How to Set Up Landing Page Analytics (And What to Actually Track)

Most teams add Google Analytics to their landing page and call it done. But pageviews alone won't tell you why visitors aren't converting. Here's how to set up analytics that actually improve your page.

The 5 Metrics That Actually Matter

(1) Conversion rate: what % of visitors complete the goal action. (2) Scroll depth: how far do they read? (3) CTA click rate: what % click your main button. (4) Time on page: are they engaging or bouncing immediately. (5) Traffic source conversion rate: which channels send buyers vs. browsers.

Layer Qualitative Analytics on Top

Numbers tell you what is happening. Recordings and heatmaps tell you why. Set up: session recordings to watch real user behavior, heatmaps to see where attention goes, and click maps to see what elements users try to interact with (including things that aren't clickable).

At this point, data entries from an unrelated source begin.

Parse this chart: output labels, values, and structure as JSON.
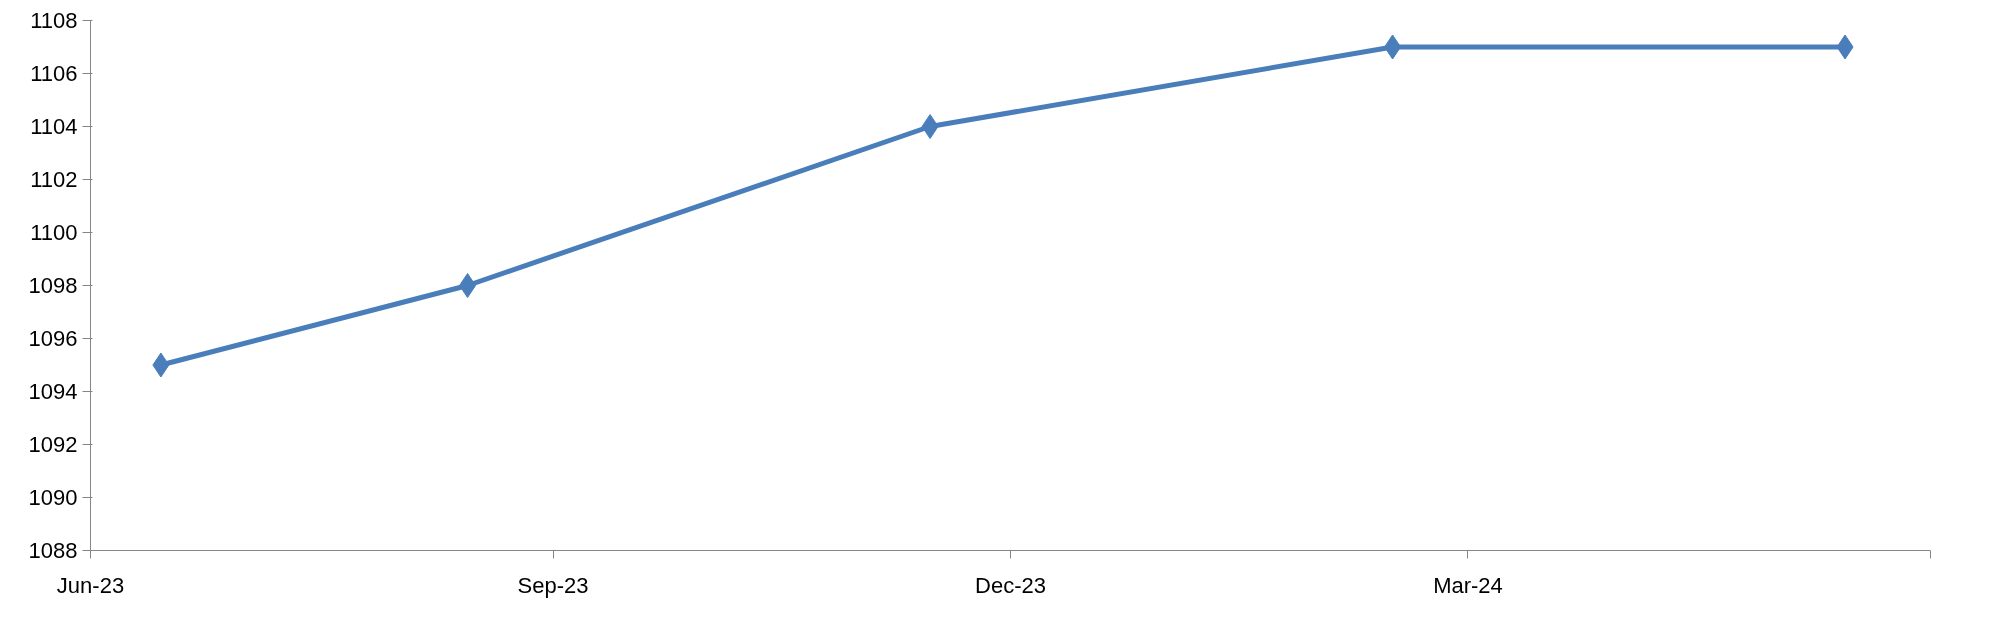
{
  "chart_data": {
    "type": "line",
    "x": [
      "2023-06-15",
      "2023-08-15",
      "2023-11-15",
      "2024-02-15",
      "2024-05-15"
    ],
    "series": [
      {
        "color": "#4a7ebb",
        "values": [
          1095,
          1098,
          1104,
          1107,
          1107
        ]
      }
    ],
    "xlim": [
      "2023-06-01",
      "2024-06-01"
    ],
    "xticks": [
      {
        "value": "2023-06-01",
        "label": "Jun-23"
      },
      {
        "value": "2023-09-01",
        "label": "Sep-23"
      },
      {
        "value": "2023-12-01",
        "label": "Dec-23"
      },
      {
        "value": "2024-03-01",
        "label": "Mar-24"
      },
      {
        "value": "2024-06-01",
        "label": null
      }
    ],
    "ylim": [
      1088,
      1108
    ],
    "yticks": [
      1088,
      1090,
      1092,
      1094,
      1096,
      1098,
      1100,
      1102,
      1104,
      1106,
      1108
    ],
    "grid": false,
    "marker": "diamond",
    "line_style": "solid"
  }
}
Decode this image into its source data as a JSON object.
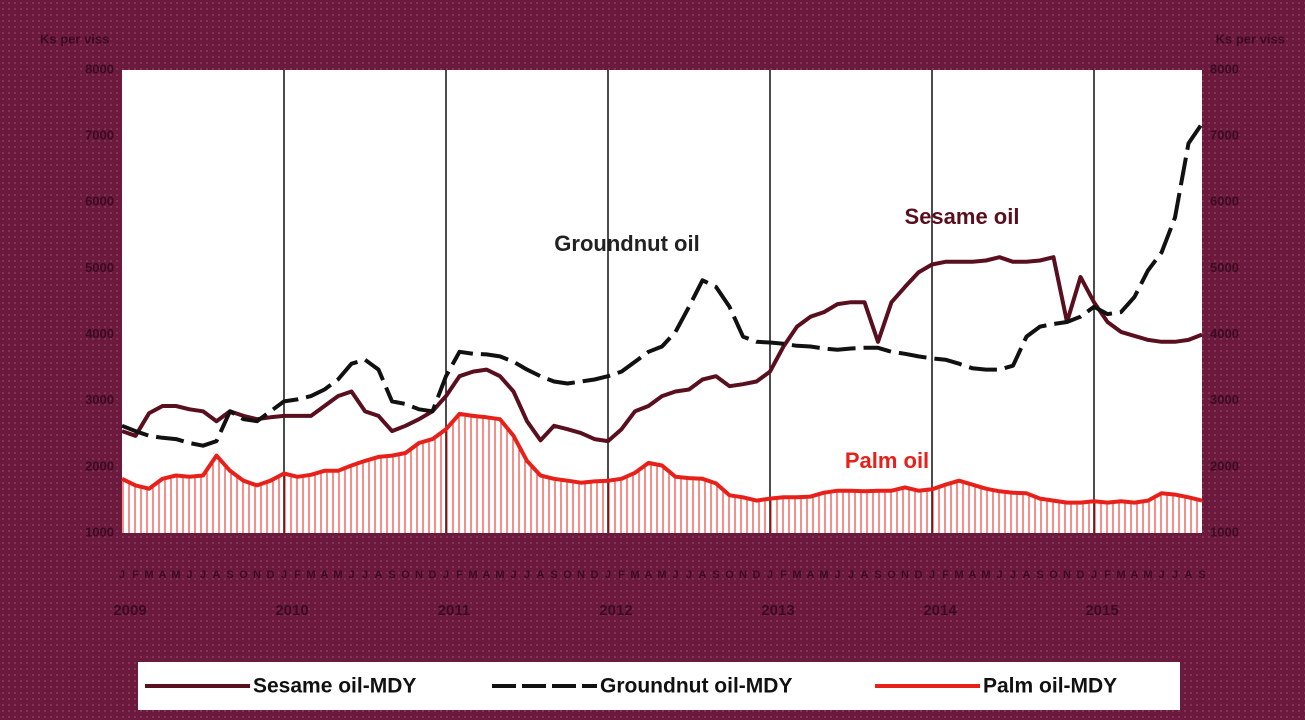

See How Your Landing Page Performs

Racoonn shows you real visitor behavior — heatmaps, session recordings, and conversion insights — so you know exactly what to fix.

Test My Landing Page Free →

Use Behavior Analytics to Find Conversion Leaks

Tools like Racoonn let you see exactly where visitors drop off — not just that they left, but what they were doing when they left. This is how you find the specific friction points to fix.

Frequently Asked Questions

What analytics should I put on my landing page?

At minimum: Google Analytics 4 for traffic data, plus a behavior analytics tool (heatmaps + session recordings) to understand user actions on the page.

How do I track CTA button clicks in Google Analytics?

Use gtag event tracking: gtag('event', 'click', {event_category: 'CTA', event_label: 'Hero Button'}). Or set up GA4 Enhanced Measurement which tracks some clicks automatically.

What is a good landing page bounce rate?

For paid traffic landing pages, 60-75% is typical. Below 60% is great. Above 80% suggests a mismatch between ad and page content, or slow page load.